Azure‘s cloud footprint also extends to the edge, another area where Nadella sees Microsoft differentiating from its public cloud peers. On March 26, Microsoft announced the acquisition of Affirmed Networks, which helps operators deploy and maintain 5G networks and services.
“Azure Edge Zones extends Azure to the network edge, connecting directly with the carriers’ 5G network to enable immersive real-time experiences that require ultralow latency,” Nadella said.
Microsoft wasn’t the only cloud provider opening new regions in the first quarter. On March 4, Google announced that it is building out four new regions: in Toronto; Delhi, India; Doha, Qatar; and Melbourne, Australia.
Google was also busy during the quarter rolling out new services for its cloud users. Among them is the Cloud Memorystore, which is an in-memory data store service. The Google Cloud Data Catalog also hit a major milestone during the quarter, exiting beta and becoming generally available.

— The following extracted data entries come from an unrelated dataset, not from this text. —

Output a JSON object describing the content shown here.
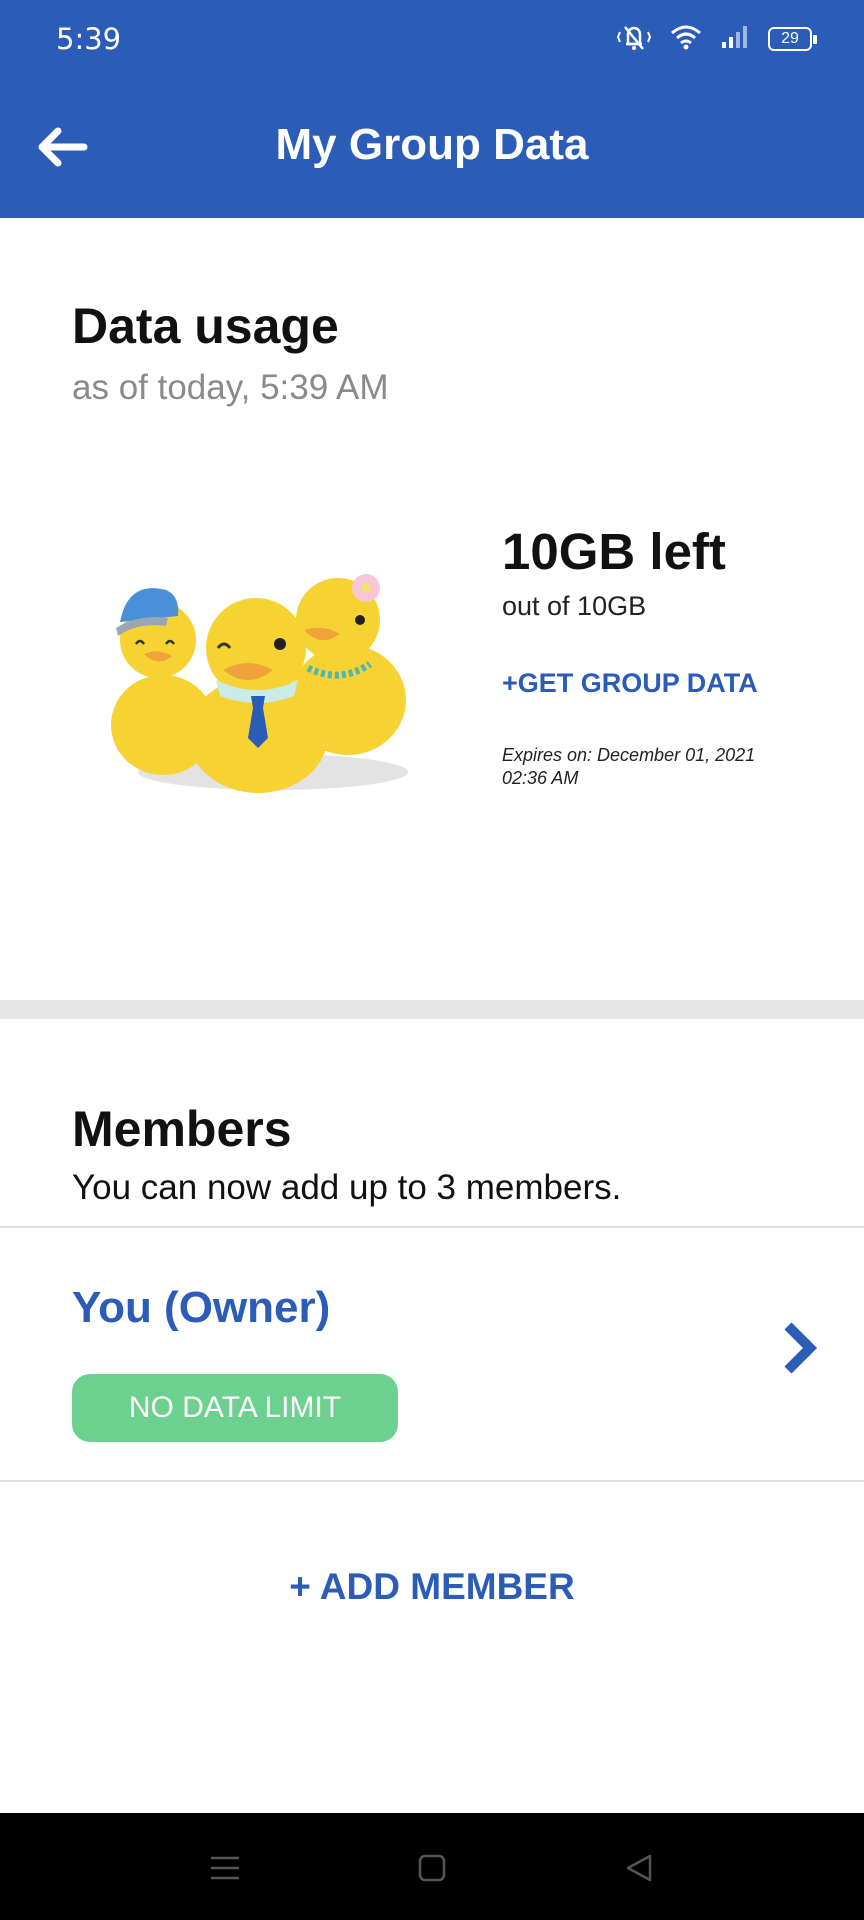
{
  "status_bar": {
    "time": "5:39",
    "battery": "29",
    "icons": [
      "vibrate-off-icon",
      "wifi-icon",
      "signal-icon",
      "battery-icon"
    ]
  },
  "app_bar": {
    "title": "My Group Data",
    "back_icon": "arrow-left-icon"
  },
  "data_usage": {
    "title": "Data usage",
    "subtitle": "as of today, 5:39 AM",
    "left": "10GB left",
    "out_of": "out of 10GB",
    "get_group_data": "+GET GROUP DATA",
    "expires": "Expires on: December 01, 2021 02:36 AM"
  },
  "members": {
    "title": "Members",
    "subtitle": "You can now add up to 3 members.",
    "owner": {
      "name": "You (Owner)",
      "badge": "NO DATA LIMIT"
    },
    "add_member": "+ ADD MEMBER"
  },
  "colors": {
    "brand": "#2a5cb8",
    "badge": "#6cd18e"
  },
  "nav_bar": {
    "icons": [
      "menu-icon",
      "home-icon",
      "back-icon"
    ]
  }
}
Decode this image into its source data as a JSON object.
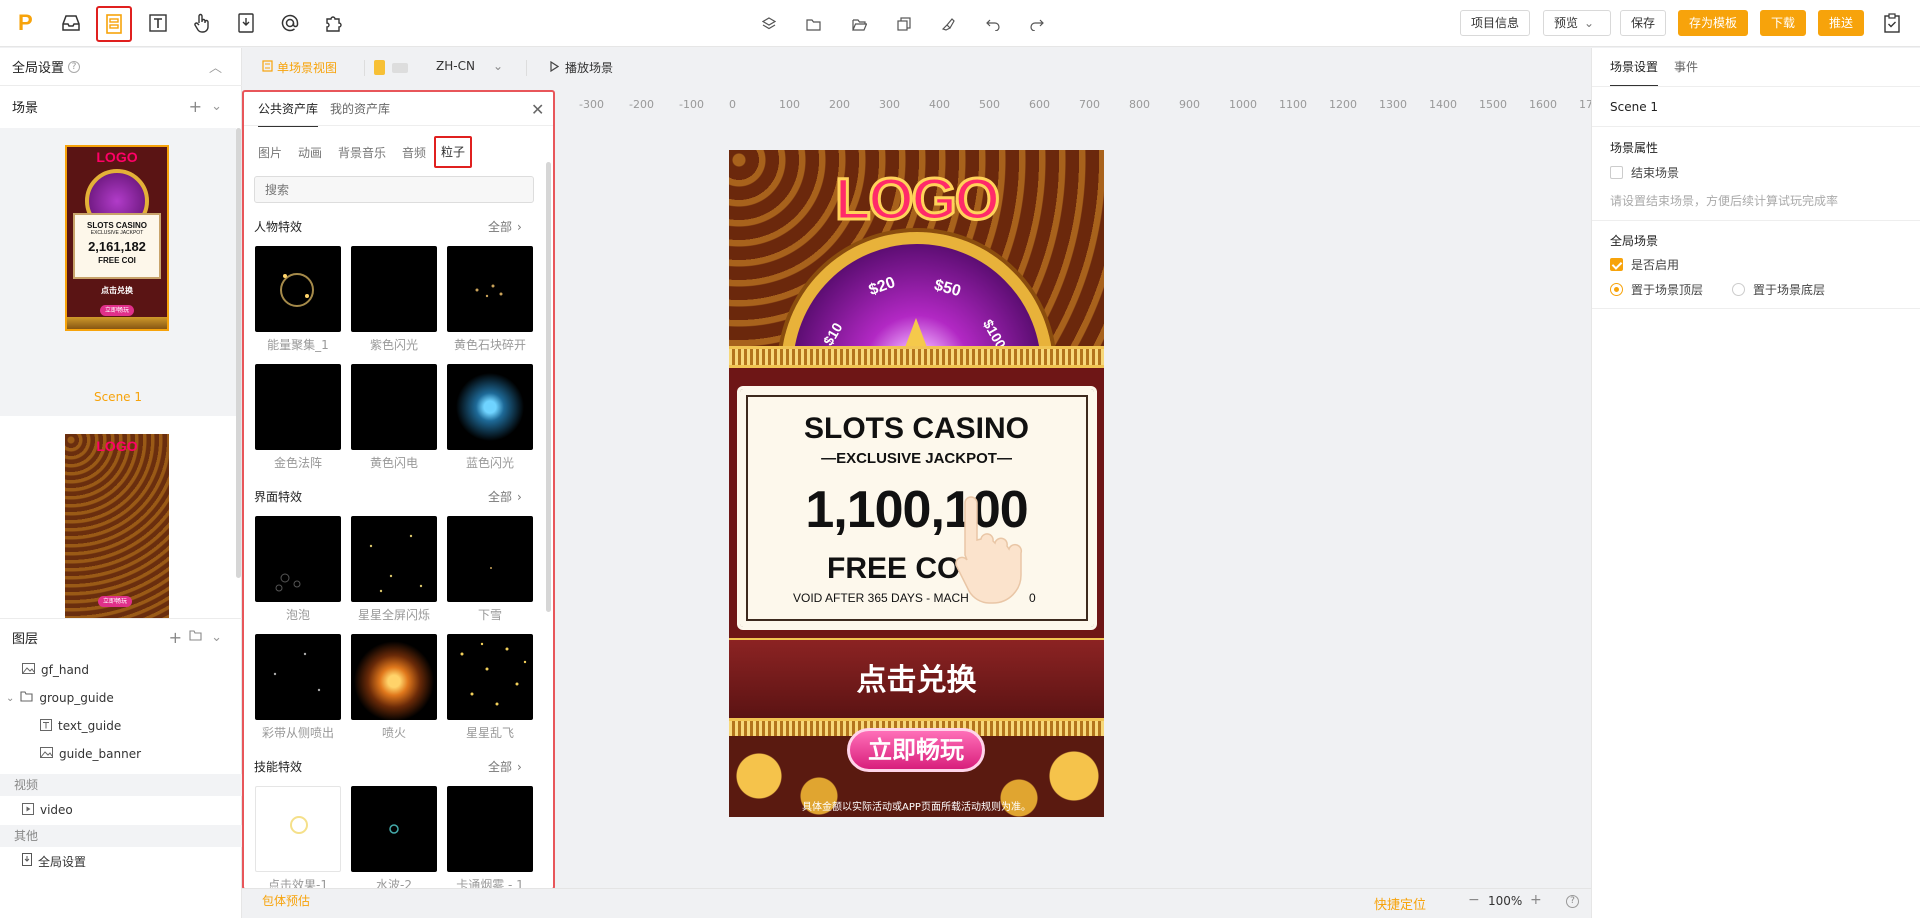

“Google Cloud Data Catalog is a fully managed and scalable metadata management service. It can help your organization quickly discover, understand and manage all your data from one simple interface,” Shekhar Bapat, product manager for Google Cloud Data Catalog, wrote in a blog. “Accessible from within the Google Cloud console, Data Catalog allows immediate access to data discovery without requiring any upfront setup.”
Amazon Web Services was also active in the quarter, announcing the opening of new regions in Milan, Italy, and Cape Town, South Africa. In addition, Amazon announced plans to launch new regions in Indonesia, Japan and Spain.
In terms of new services, AWS announced general availability of its Amazon Keyspaces cloud database service. The Amazon Augmented Artificial Intelligence (Amazon A2I) service also hit general availability, providing organizations with a service to enable the human review of machine learning predictions. In addition, AWS announced Amazon AppFlow, a new service that helps organizations move data across applications.
Brian Olsavsky is Amazon’s chief financial officer. During the company’s earnings call, he highlighted Amazon’s efforts to help with COVID-19 research and continuity efforts.
“AWS has created data lakes to assist health care workers, researchers, scientists and public health officials working to understand and fight the coronavirus,” Olsavsky said. “Many of our AWS products are helping in the government response to the crisis, and are there for customers who are seeing their own demand spikes, companies enabling video conferencing, remote learning and online health services, for example.”